Phase 1 — RFM Segmentation
Each customer was scored on three behavioral dimensions (1–5 scale):
- Recency (R): days since last purchase — lower recency score signals higher engagement
- Frequency (F): number of transactions in the observation period
- Monetary (M): cumulative spend
CLV was computed as the product of average purchase value, purchase frequency, and a recency-weighted discount factor. RFM scoring yielded five segments: Best Customers, Loyal Customers, At Risk, Need Attention, and Lost Customers.
A structural weakness of pure RFM emerged: the Loyal Customers segment spanned multiple CLV tiers, grouping customers with meaningfully different future value under a single label. This misclassification has direct consequences for retention resource allocation.
Phase 2 — CLV-Weighted K-Means
K-Means clustering was applied in two experiments to assess whether explicit CLV weighting corrects the segmentation failure:
- Standard K-Means on raw demographic and behavioral features (no RFM or CLV inputs)
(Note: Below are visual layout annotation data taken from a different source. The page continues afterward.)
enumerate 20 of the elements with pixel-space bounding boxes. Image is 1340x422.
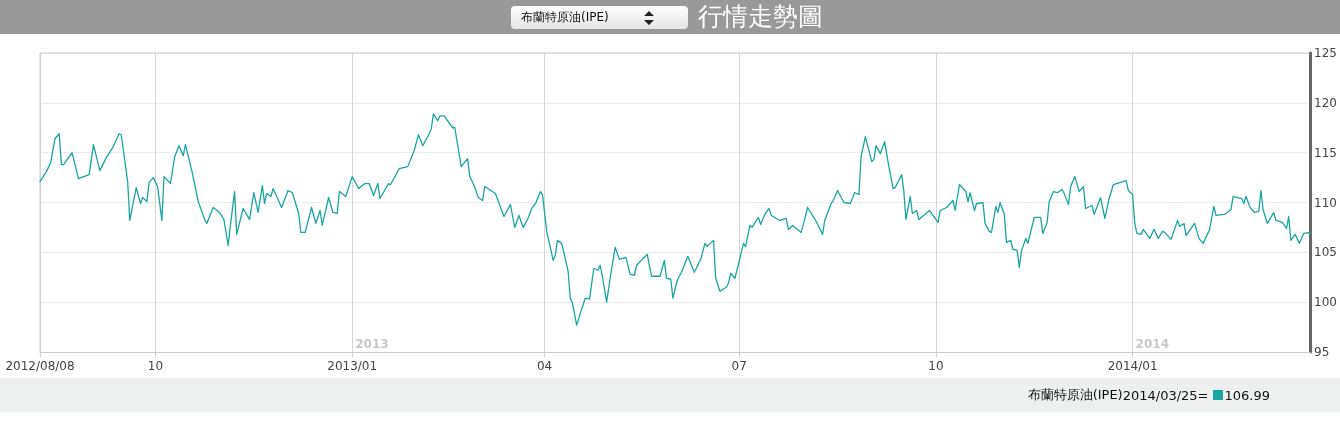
y-tick-label: 95	[1314, 345, 1330, 359]
x-tick-label: 2014/01	[1107, 359, 1158, 373]
y-tick-label: 105	[1314, 245, 1337, 260]
chart-subtitle: 布蘭特原油(IPE)	[511, 6, 688, 29]
x-tick-label: 07	[731, 359, 747, 373]
y-tick-label: 120	[1314, 95, 1337, 110]
y-tick-label: 125	[1314, 46, 1337, 60]
x-tick-label: 10	[928, 359, 944, 373]
x-tick-label: 2012/08/08	[5, 359, 75, 373]
x-tick-label: 10	[147, 359, 164, 373]
chart-title: 行情走勢圖	[698, 2, 823, 32]
y-tick-label: 115	[1314, 145, 1337, 160]
text: 106.99	[1224, 387, 1270, 403]
y-tick-label: 100	[1314, 295, 1337, 310]
text: 布蘭特原油(IPE)	[1027, 386, 1123, 404]
text: 2014/03/25=	[1122, 387, 1209, 403]
line-series	[39, 113, 1311, 326]
y-tick-label: 110	[1314, 195, 1337, 210]
x-tick-label: 2013/01	[327, 359, 378, 373]
x-tick-label: 04	[536, 359, 553, 373]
- Weighted K-Means using Recency, Frequency, Monetary value, and CLV as input features
The optimal number of clusters was determined by the Elbow method; both experiments yielded k = 4, but the Elbow point was substantially cleaner in Experiment 2, indicating better-separated latent structure when CLV-relevant dimensions are prioritized.
Results
| Method | SSE | Silhouette Score |
|---|---|---|
| Standard K-Means | Higher | Lower |
| CLV-Weighted K-Means | Lower | Higher |
The CLV-weighted approach produced tighter, better-separated clusters. Cross-referencing against RFM segments confirmed the key finding: only one cluster corresponded closely to a single RFM segment (Best Customers ↔ Cluster 3). The remaining clusters correctly split the Loyal Customers group by CLV tier — separating high-value lapsing customers from genuinely engaged mid-value customers, a distinction invisible to RFM scoring.
Managerial Implication
Retention investment directed by CLV-weighted segments targets customers by expected future value rather than recent behavioral activity. The “lapsed VIP” pattern — high historical Frequency and Monetary value with declining Recency — becomes a distinct, recoverable segment rather than being collapsed into a broad Loyal category that receives undifferentiated treatment. This reallocation of retention resources directly improves the expected return on CRM spend.